UK home-buyer demand inches up as mortgage rates fall: Zoopla

A construction worker stands on a scaffold platform on a new housing development under construction in Knutsford, Britain

By David Milliken

LONDON (Reuters) - More Britons made enquiries with estate agents about potential house purchases over the past four weeks as mortgage rates started to fall, breaking a downward trend which has been in place since April, property website Zoopla said on Thursday.

Zoopla said the volume of viewing enquiries made for specific properties advertised by estate agents on its website had risen by 12% over the past four weeks, although it was still a third lower than a year earlier.
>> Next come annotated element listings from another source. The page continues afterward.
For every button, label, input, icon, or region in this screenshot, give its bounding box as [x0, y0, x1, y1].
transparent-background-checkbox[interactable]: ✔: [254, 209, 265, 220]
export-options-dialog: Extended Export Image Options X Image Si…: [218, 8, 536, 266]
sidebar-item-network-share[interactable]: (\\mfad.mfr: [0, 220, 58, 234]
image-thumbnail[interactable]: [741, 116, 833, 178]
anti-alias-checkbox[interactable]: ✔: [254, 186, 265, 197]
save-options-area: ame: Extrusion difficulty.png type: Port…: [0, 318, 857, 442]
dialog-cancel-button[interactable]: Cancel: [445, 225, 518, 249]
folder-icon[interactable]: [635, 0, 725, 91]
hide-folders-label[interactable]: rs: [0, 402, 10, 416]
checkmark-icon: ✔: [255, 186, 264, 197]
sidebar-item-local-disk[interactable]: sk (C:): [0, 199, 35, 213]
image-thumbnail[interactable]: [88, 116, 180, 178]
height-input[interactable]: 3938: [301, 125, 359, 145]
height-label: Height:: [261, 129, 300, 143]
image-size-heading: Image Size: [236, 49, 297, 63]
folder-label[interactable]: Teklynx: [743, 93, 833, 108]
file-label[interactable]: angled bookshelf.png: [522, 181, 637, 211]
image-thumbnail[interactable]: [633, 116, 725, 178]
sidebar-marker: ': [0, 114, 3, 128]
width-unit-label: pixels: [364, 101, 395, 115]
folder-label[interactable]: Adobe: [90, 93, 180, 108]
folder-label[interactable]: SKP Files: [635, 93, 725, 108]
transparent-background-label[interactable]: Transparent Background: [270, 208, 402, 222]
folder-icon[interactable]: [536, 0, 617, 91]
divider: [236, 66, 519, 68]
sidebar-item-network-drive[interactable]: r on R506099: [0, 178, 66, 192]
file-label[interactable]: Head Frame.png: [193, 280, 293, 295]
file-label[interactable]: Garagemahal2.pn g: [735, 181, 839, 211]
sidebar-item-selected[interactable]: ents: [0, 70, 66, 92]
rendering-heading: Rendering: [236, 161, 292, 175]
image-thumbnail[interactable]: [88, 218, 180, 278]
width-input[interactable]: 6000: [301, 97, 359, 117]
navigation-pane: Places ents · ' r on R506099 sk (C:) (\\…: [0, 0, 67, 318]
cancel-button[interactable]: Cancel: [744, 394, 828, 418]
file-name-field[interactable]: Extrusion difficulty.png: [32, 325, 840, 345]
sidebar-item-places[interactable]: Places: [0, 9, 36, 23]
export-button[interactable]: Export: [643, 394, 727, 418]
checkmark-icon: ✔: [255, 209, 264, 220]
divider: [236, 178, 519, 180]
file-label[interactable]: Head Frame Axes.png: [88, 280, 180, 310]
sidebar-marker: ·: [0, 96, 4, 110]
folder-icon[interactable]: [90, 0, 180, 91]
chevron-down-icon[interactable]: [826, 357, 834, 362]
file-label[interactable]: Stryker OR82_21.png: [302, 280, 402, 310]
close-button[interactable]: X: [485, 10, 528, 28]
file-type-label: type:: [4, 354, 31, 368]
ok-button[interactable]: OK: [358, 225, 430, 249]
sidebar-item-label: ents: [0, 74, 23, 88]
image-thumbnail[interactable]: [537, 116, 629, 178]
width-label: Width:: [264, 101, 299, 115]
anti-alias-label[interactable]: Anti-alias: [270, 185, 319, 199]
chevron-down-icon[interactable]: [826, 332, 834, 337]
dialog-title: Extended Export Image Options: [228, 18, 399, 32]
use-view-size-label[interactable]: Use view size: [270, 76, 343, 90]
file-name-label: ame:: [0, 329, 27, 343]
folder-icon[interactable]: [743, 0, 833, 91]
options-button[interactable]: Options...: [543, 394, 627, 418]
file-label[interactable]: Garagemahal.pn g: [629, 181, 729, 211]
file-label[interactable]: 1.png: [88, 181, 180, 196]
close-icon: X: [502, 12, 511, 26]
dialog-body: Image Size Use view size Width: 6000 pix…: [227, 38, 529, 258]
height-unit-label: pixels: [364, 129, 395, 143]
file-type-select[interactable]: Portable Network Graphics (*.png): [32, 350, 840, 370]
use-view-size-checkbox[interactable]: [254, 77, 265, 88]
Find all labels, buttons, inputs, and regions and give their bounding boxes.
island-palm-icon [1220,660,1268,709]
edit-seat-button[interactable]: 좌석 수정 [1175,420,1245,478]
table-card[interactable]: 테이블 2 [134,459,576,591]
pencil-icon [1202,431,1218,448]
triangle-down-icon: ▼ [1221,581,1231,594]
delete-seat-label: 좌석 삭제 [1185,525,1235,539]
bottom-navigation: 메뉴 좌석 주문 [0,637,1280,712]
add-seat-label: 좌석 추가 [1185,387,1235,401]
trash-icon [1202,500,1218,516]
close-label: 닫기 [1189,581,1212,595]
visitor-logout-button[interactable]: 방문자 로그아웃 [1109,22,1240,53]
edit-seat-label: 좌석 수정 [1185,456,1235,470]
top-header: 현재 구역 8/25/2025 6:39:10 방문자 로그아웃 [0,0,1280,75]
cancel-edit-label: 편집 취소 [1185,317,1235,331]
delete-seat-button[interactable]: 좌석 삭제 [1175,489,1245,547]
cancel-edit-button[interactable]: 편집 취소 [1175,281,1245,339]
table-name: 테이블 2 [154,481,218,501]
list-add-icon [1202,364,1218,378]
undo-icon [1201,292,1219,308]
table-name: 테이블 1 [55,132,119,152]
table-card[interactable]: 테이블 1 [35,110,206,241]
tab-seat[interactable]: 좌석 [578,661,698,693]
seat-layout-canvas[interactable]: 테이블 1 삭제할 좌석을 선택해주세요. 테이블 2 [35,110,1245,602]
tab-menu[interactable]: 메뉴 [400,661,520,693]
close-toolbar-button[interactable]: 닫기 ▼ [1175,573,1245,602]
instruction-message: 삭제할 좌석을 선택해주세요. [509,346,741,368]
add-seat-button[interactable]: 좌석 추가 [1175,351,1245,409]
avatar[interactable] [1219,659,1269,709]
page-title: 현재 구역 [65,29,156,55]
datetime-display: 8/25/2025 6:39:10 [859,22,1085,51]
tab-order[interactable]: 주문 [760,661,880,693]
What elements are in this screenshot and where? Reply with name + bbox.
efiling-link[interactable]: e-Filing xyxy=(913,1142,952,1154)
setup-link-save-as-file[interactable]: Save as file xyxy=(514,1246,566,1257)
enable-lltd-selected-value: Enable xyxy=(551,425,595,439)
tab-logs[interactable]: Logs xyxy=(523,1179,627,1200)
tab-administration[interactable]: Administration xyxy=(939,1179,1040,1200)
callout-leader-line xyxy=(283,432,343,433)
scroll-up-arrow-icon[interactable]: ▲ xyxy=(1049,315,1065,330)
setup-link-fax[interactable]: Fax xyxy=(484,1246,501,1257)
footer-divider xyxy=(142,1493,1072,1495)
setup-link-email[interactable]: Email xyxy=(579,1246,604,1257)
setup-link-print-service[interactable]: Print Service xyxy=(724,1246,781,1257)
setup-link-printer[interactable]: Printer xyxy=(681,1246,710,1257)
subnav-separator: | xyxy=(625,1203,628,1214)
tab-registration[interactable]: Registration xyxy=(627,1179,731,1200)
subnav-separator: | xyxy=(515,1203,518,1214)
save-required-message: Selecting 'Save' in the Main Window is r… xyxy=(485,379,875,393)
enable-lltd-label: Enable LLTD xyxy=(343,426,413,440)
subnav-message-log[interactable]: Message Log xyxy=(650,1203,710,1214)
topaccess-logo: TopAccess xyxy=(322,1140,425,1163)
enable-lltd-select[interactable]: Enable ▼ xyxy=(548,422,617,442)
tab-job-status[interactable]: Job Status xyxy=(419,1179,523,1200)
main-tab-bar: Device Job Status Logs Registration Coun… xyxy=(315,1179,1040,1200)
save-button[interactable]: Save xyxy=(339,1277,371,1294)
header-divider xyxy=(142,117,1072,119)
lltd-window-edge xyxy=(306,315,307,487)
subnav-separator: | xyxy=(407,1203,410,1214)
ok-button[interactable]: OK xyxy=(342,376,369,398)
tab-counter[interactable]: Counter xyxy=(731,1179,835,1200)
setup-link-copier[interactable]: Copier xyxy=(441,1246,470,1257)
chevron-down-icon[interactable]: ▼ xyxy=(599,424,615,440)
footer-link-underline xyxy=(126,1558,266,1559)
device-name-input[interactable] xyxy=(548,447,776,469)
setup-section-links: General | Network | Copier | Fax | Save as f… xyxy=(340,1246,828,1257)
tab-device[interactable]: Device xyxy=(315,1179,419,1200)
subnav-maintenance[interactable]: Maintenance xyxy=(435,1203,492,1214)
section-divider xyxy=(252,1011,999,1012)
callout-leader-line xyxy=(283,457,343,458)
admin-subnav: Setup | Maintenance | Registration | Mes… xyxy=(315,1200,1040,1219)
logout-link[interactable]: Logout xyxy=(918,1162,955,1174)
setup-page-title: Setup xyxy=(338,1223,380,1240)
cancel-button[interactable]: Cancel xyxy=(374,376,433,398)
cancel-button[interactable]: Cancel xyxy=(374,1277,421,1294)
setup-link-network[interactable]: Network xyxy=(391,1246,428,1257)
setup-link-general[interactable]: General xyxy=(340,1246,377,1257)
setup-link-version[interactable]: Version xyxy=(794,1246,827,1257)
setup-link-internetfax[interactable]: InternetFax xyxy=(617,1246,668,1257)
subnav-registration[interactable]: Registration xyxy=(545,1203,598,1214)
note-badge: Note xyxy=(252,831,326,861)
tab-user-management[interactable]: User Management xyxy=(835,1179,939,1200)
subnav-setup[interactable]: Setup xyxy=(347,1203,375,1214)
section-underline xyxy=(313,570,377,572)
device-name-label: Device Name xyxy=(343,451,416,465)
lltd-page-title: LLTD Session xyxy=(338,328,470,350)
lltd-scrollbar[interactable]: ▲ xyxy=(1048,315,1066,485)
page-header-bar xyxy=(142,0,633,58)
"Better news on inflation and the end of base rate increases has provided scope for lenders to start reducing mortgage rates which has supported a modest uptick in demand for homes," Zoopla's executive director, Richard Donnell, said.

Seasonal effects also aided the rise, Zoopla said.

Weekly mortgage data collated by property website Rightmove showed the average interest rate for a mortgage with a two-year fixed rate fell from an average of 6.41% in August to 6.07% this week.

This still represents a sharp increase from 4.60% a year ago, when mortgage rates had already begun to climb after bond markets baulked at the then-Prime Minister Liz Truss' budget plans as well as BoE tightening.

Last week the BoE surprised many investors when it kept its interest rate on hold at 5.25%, following official data which showed an unexpected fall in consumer price inflation in August.

Other housing market measures have shown a continued squeeze on property sales and prices.

The Royal Institution of Chartered Surveyors said its gauge of new buyer inquiries fell in August to its lowest since October 2022, when there was intense bond market turmoil after Truss's budget plans.

Mortgage lender Halifax said house prices in August were 4.6% lower than a year earlier, the sharpest drop in 14 years.